Aber Vater Staat reicht es in eigener Sache, wenn eine Abteilung drüber nachgedacht hat! Damit ist es kein Verzug und man sieht sich verblüfft an: warum ist denn jetzt jemand sauer?

Konzepte auf Papier sind schön. Was die Radler brauchen ist Umsetzung. Und zwar nicht von hochtrabenden Velorouten, sondern bei der Sanierung, Instandhaltung und Pflege der Bestandsradwege. Über diese fließt oder besser holpert noch immer ein Großteil des Radverkehrs. Die Bilder in dem Artikel sprechen Bände. Ich könnte noch zig weiter dazu beitragen. Mehr muss man dazu nicht sagen.
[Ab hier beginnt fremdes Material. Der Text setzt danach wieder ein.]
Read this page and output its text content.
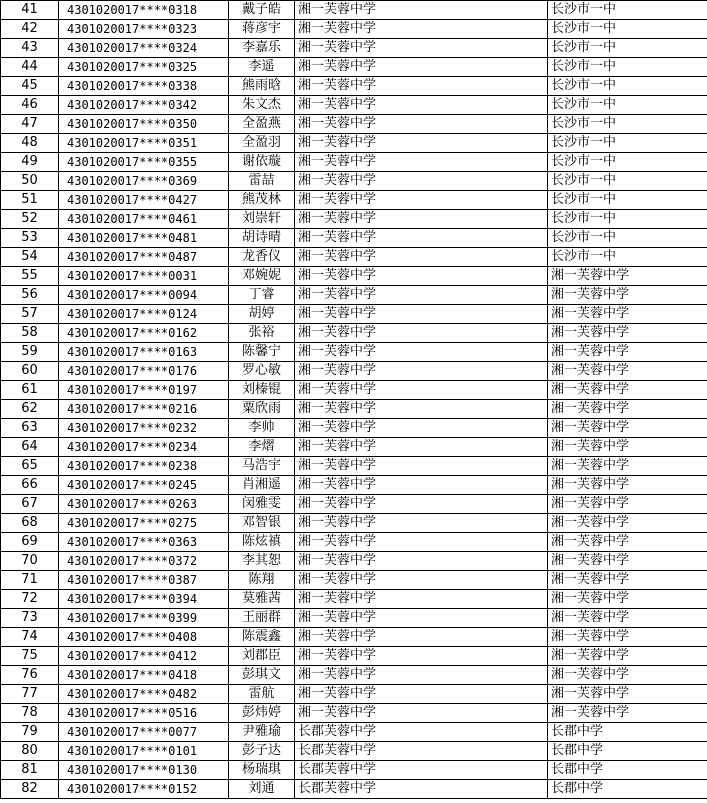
41	4301020017****0318	戴子皓	湘一芙蓉中学	长沙市一中
42	4301020017****0323	蒋彦宇	湘一芙蓉中学	长沙市一中
43	4301020017****0324	李嘉乐	湘一芙蓉中学	长沙市一中
44	4301020017****0325	李遥	湘一芙蓉中学	长沙市一中
45	4301020017****0338	熊雨晗	湘一芙蓉中学	长沙市一中
46	4301020017****0342	朱文杰	湘一芙蓉中学	长沙市一中
47	4301020017****0350	全盈燕	湘一芙蓉中学	长沙市一中
48	4301020017****0351	全盈羽	湘一芙蓉中学	长沙市一中
49	4301020017****0355	谢依璇	湘一芙蓉中学	长沙市一中
50	4301020017****0369	雷喆	湘一芙蓉中学	长沙市一中
51	4301020017****0427	熊茂林	湘一芙蓉中学	长沙市一中
52	4301020017****0461	刘崇轩	湘一芙蓉中学	长沙市一中
53	4301020017****0481	胡诗晴	湘一芙蓉中学	长沙市一中
54	4301020017****0487	龙香仪	湘一芙蓉中学	长沙市一中
55	4301020017****0031	邓婉妮	湘一芙蓉中学	湘一芙蓉中学
56	4301020017****0094	丁睿	湘一芙蓉中学	湘一芙蓉中学
57	4301020017****0124	胡婷	湘一芙蓉中学	湘一芙蓉中学
58	4301020017****0162	张裕	湘一芙蓉中学	湘一芙蓉中学
59	4301020017****0163	陈馨宁	湘一芙蓉中学	湘一芙蓉中学
60	4301020017****0176	罗心敏	湘一芙蓉中学	湘一芙蓉中学
61	4301020017****0197	刘榛锟	湘一芙蓉中学	湘一芙蓉中学
62	4301020017****0216	粟欣雨	湘一芙蓉中学	湘一芙蓉中学
63	4301020017****0232	李帅	湘一芙蓉中学	湘一芙蓉中学
64	4301020017****0234	李熠	湘一芙蓉中学	湘一芙蓉中学
65	4301020017****0238	马浩宇	湘一芙蓉中学	湘一芙蓉中学
66	4301020017****0245	肖湘遥	湘一芙蓉中学	湘一芙蓉中学
67	4301020017****0263	闵雅雯	湘一芙蓉中学	湘一芙蓉中学
68	4301020017****0275	邓智银	湘一芙蓉中学	湘一芙蓉中学
69	4301020017****0363	陈炫禛	湘一芙蓉中学	湘一芙蓉中学
70	4301020017****0372	李其恕	湘一芙蓉中学	湘一芙蓉中学
71	4301020017****0387	陈翔	湘一芙蓉中学	湘一芙蓉中学
72	4301020017****0394	莫雅茜	湘一芙蓉中学	湘一芙蓉中学
73	4301020017****0399	王丽群	湘一芙蓉中学	湘一芙蓉中学
74	4301020017****0408	陈震鑫	湘一芙蓉中学	湘一芙蓉中学
75	4301020017****0412	刘郡臣	湘一芙蓉中学	湘一芙蓉中学
76	4301020017****0418	彭琪文	湘一芙蓉中学	湘一芙蓉中学
77	4301020017****0482	雷航	湘一芙蓉中学	湘一芙蓉中学
78	4301020017****0516	彭炜婷	湘一芙蓉中学	湘一芙蓉中学
79	4301020017****0077	尹雅瑜	长郡芙蓉中学	长郡中学
80	4301020017****0101	彭子达	长郡芙蓉中学	长郡中学
81	4301020017****0130	杨瑞琪	长郡芙蓉中学	长郡中学
82	4301020017****0152	刘通	长郡芙蓉中学	长郡中学
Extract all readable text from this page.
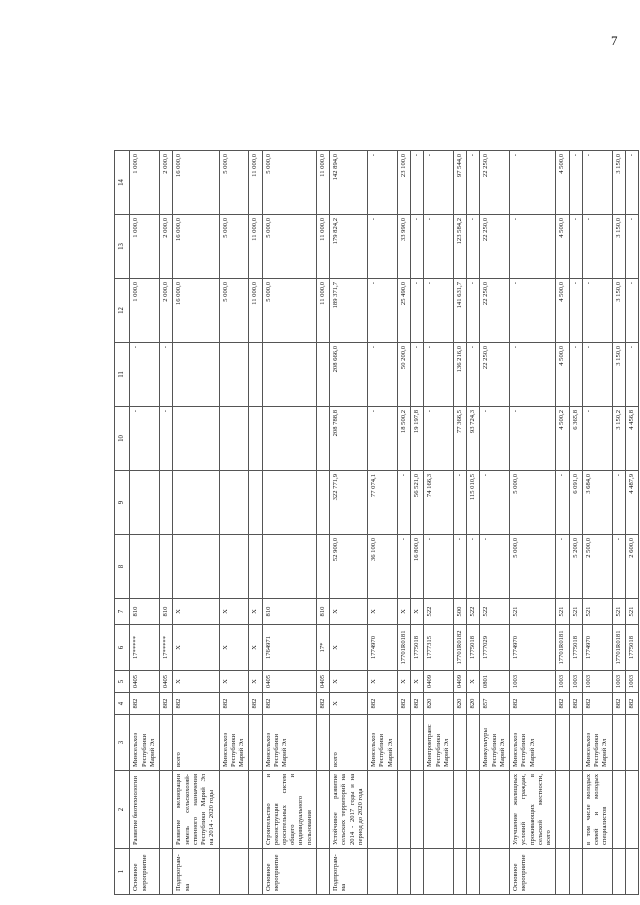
7
1	2	3	4	5	6	7	8	9	10	11	12	13	14
Основное мероприятие	Развитие биотехнологии	Минсельхоз Республики Марий Эл	882	0405	17*****	810			-	-	1 000,0	1 000,0	1 000,0
			882	0405	17*****	810			-	-	2 000,0	2 000,0	2 000,0
Подпрограм-ма	Развитие мелиорации земель сельскохозяй-ственного назначения Республики Марий Эл на 2014 - 2020 годы	всего	882	Х	Х	Х					16 000,0	16 000,0	16 000,0
		Минсельхоз Республики Марий Эл	882	Х	Х	Х					5 000,0	5 000,0	5 000,0
			882	Х	Х	Х					11 000,0	11 000,0	11 000,0
Основное мероприятие	Строительство и реконструкция оросительных систем общего и индивидуального пользования	Минсельхоз Республики Марий Эл	882	0405	1764971	810					5 000,0	5 000,0	5 000,0
			882	0405	17*	810					11 000,0	11 000,0	11 000,0
Подпрограм-ма	Устойчивое развитие сельских территорий на 2014 - 2017 годы и на период до 2020 года	всего	Х	Х	Х	Х	52 900,0	322 771,9	208 788,8	208 666,0	189 371,7	179 824,2	142 894,0
		Минсельхоз Республики Марий Эл	882	Х	1774970	Х	36 100,0	77 074,1	-	-	-	-	-
			882	Х	17701R0181	Х	-	-	18 500,2	50 200,0	25 490,0	33 990,0	23 100,0
			882	Х	1775018	Х	16 800,0	56 521,0	19 197,8	-	-	-	-
		Минпромтранс Республики Марий Эл	820	0409	1777315	522	-	74 166,3	-	-	-	-	-
			820	0409	17701R0182	500	-	-	77 366,5	136 216,0	141 631,7	123 584,2	97 544,0
			820	Х	1775018	522	-	115 010,5	93 724,3	-	-	-	-
		Минкультуры Республики Марий Эл	857	0801	1777029	522	-	-	-	22 250,0	22 250,0	22 250,0	22 250,0
Основное мероприятие	Улучшение жилищных условий граждан, проживающих в сельской местности, всего	Минсельхоз Республики Марий Эл	882	1003	1774970	521	5 000,0	5 000,0	-	-	-	-	-
			882	1003	17701R0181	521	-	-	4 500,2	4 500,0	4 500,0	4 500,0	4 500,0
			882	1003	1775018	521	5 200,0	6 091,0	6 365,8	-	-	-	-
	в том числе молодых семей и молодых специалистов	Минсельхоз Республики Марий Эл	882	1003	1774970	521	2 500,0	3 684,0	-	-	-	-	-
			882	1003	17701R0181	521	-	-	3 150,2	3 150,0	3 150,0	3 150,0	3 150,0
			882	1003	1775018	521	2 600,0	4 487,9	4 456,8	-	-	-	-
Es zeugt von hoher Inkompetenz oder Realitätsferne der bezirklichen Radwegeplaner, dass die Bestandsradwege nicht in Schuss gehalten werden. Dummerweise kann man einen reparierten oder nur gar gekehrten Radweg nicht mit Pomp einweihen. Auch würde es weder viel kosten noch lange dauern, auf Kopfsteinpflasterstraßen, die Radler benutzen müssen (z.B. Ottenser Hauptstraße, Bahrenfelder Straße) mittig eine roten Asphaltstreifen aufzubringen, auf dem Radler ohne Geholper zügig vorwärts kommen. Dann würde sich auch das Problem, dass genau auf solchen Straßen die Radler auf die Gehwege ausweichen, von alleine lösen. Denn die Gehwegnutzung sorgt immer für vermeidbare Konflikte zwischen Fußgängern und Radfahrern.